Eurasian Lynx
Lynx lynx
(Linnaeus, 1758)
Scientific Classification
Kingdom Animalia
Phylum Chordata
Class Mammalia
Order Carnivora
Family Felidae
Genus Lynx
Species L. lynx
Conservation Status
(IUCN 3.1)
Least Concern

Lynx – the name lynx comes from the Greek word ‘to shine’, and may be in reference to the reflective ability of the cat’s eyes.

Eurasian Lynx is the largest of the lynxes. Adult males weight on average 21.6kg (47lb), while females are slightly smaller at 18.1 kg (40 Lb). The lynxes of eastern Siberia consistently reach the greatest size. The Eurasian lynx has relatively long legs, and large feet that provide a snowshoe effect, allowing for more effective travel through deep snow.

In winter, the fur grows heavily and protects the bottom of the feet. The coat is greyish, with tints varying from shades of rust to yellow. The life span of the Eurasian lynx is more than 20 years.

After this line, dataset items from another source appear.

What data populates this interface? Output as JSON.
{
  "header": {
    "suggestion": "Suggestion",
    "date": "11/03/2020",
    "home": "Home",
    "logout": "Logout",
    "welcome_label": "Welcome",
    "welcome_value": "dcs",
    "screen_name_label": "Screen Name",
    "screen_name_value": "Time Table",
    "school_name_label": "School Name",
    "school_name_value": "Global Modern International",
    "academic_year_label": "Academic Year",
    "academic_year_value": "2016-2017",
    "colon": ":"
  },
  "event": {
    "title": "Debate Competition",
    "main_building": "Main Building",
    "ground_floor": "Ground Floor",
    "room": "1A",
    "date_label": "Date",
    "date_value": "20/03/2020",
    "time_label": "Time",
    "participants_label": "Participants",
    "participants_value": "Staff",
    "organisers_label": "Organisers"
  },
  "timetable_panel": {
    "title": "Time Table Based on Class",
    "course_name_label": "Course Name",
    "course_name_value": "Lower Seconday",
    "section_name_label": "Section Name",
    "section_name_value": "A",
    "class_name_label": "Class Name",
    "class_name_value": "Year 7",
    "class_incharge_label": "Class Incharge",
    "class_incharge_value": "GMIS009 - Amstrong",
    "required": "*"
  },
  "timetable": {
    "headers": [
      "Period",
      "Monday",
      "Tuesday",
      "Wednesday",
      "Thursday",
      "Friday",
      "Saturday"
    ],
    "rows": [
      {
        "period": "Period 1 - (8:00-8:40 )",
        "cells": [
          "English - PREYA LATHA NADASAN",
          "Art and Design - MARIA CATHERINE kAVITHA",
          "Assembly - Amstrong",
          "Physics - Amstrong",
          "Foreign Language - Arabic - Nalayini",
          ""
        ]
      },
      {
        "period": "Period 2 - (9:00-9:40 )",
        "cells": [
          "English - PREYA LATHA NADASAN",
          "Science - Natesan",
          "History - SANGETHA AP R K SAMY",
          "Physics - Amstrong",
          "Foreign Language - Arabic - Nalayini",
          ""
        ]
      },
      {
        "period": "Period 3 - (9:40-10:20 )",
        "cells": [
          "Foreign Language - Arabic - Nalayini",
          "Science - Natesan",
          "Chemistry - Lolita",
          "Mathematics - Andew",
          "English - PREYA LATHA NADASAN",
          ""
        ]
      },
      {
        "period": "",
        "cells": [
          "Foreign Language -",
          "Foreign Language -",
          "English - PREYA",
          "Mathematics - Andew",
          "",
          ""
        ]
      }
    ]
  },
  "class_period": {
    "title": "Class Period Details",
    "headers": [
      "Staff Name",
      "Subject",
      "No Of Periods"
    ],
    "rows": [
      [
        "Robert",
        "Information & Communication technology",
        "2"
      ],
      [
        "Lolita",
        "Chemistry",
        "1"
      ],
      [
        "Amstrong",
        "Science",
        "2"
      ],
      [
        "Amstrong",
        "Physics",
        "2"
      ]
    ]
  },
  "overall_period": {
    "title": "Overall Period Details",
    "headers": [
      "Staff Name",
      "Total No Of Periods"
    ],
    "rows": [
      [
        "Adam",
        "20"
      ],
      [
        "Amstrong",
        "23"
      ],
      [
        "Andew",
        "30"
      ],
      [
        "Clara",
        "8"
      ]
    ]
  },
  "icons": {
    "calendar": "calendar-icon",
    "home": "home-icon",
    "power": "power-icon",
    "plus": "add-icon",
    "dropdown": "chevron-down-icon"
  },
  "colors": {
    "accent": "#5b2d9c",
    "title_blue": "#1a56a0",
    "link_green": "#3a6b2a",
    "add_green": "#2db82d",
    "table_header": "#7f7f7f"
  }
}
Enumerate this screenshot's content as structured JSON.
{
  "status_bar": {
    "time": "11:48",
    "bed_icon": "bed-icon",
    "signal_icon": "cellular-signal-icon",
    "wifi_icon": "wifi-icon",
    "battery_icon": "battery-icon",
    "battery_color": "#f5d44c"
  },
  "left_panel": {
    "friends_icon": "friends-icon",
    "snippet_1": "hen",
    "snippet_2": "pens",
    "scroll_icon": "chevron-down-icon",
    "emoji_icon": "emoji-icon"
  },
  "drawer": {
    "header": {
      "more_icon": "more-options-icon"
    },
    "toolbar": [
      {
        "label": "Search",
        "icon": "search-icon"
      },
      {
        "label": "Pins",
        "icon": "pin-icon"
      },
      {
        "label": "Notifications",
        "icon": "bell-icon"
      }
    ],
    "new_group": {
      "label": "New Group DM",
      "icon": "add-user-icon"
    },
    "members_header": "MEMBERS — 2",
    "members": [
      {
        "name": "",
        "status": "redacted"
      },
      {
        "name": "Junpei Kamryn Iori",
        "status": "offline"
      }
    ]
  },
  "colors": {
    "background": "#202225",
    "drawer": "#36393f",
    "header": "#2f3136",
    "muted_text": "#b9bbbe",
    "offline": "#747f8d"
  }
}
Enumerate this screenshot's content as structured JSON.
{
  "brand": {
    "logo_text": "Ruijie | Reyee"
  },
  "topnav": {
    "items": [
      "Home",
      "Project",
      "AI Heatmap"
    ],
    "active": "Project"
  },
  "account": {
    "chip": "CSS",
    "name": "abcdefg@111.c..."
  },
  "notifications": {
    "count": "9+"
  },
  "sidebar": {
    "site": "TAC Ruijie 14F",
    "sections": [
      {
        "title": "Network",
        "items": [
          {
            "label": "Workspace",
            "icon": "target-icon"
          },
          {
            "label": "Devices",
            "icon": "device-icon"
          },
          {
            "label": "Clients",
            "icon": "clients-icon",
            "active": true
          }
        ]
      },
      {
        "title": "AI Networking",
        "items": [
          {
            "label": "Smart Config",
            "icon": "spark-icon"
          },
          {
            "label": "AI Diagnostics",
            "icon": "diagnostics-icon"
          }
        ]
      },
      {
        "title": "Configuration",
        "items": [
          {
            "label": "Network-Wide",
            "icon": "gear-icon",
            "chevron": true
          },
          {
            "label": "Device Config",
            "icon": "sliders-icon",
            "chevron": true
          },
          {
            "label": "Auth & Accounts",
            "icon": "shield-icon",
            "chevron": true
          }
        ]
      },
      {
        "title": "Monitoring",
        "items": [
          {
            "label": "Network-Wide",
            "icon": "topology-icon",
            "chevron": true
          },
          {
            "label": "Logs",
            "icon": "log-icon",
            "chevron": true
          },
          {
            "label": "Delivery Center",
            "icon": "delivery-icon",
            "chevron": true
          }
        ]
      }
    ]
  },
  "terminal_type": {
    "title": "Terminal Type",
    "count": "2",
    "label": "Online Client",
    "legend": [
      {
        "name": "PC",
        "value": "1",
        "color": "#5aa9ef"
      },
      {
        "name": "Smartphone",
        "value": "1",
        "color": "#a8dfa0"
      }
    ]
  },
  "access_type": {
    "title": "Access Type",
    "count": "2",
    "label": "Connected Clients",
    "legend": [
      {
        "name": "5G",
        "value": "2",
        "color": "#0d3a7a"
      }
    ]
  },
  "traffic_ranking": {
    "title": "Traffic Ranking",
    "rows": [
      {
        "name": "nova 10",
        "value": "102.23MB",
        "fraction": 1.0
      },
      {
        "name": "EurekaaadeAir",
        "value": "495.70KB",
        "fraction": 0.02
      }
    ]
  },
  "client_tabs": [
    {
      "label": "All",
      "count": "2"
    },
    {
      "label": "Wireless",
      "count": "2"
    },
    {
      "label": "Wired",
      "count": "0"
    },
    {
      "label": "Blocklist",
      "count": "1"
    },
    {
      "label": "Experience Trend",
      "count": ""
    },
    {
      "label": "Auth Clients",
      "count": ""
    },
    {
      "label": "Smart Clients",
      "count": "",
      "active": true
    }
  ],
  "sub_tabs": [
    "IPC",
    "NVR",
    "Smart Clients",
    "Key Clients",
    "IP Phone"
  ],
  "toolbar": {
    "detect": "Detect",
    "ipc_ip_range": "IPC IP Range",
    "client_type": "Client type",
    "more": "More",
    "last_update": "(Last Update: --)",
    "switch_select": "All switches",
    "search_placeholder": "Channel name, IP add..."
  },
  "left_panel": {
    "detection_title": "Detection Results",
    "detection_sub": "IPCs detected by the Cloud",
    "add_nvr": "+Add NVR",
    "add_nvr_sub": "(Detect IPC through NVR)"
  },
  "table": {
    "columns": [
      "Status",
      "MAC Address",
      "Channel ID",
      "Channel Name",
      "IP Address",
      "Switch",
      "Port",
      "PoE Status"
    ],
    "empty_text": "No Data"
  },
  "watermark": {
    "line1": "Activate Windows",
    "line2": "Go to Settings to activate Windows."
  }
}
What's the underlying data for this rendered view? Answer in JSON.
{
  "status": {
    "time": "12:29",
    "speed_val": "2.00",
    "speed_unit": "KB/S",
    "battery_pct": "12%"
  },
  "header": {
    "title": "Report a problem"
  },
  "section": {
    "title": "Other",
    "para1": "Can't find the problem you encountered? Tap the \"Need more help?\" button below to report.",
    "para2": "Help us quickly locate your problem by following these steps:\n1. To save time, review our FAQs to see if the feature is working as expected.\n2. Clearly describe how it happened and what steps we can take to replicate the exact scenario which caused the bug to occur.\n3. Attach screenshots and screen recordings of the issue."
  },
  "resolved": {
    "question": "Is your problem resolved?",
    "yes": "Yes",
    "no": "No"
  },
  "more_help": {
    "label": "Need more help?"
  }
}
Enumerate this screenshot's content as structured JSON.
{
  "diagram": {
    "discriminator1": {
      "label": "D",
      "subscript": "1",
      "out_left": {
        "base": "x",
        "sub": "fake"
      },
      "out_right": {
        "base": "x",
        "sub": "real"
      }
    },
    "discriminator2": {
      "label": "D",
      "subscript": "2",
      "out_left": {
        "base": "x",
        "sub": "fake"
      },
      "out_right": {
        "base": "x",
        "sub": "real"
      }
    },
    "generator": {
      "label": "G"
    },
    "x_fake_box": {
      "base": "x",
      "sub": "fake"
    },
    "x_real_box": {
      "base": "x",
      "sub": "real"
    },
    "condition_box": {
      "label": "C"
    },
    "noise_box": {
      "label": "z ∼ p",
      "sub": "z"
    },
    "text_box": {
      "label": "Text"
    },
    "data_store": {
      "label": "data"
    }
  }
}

With one of the widest ranges of all cat species, Eurasian lynx prefer deciduous forest or old growth taiga and mixed woodlands, with plenty of undergrowth for cover. They are also found throughout the northern slopes of the Himalayas to an elevation 2,500m, alpine tundra, rocky areas above the tree line, the mountains of the central Asian desert region and the entire Tibetan plateau.


In some parts of their range, lynx prey mainly on large ungulate species, mostly females or the young, including red deer, reindeer, and argali. Lynx are capable of killing prey three to four times their own size.

Conservation StatusEdit

As a species, this lynx is not endangered, but in some parts it has become extremely rare and may not survive unless measures are taken to conserve it.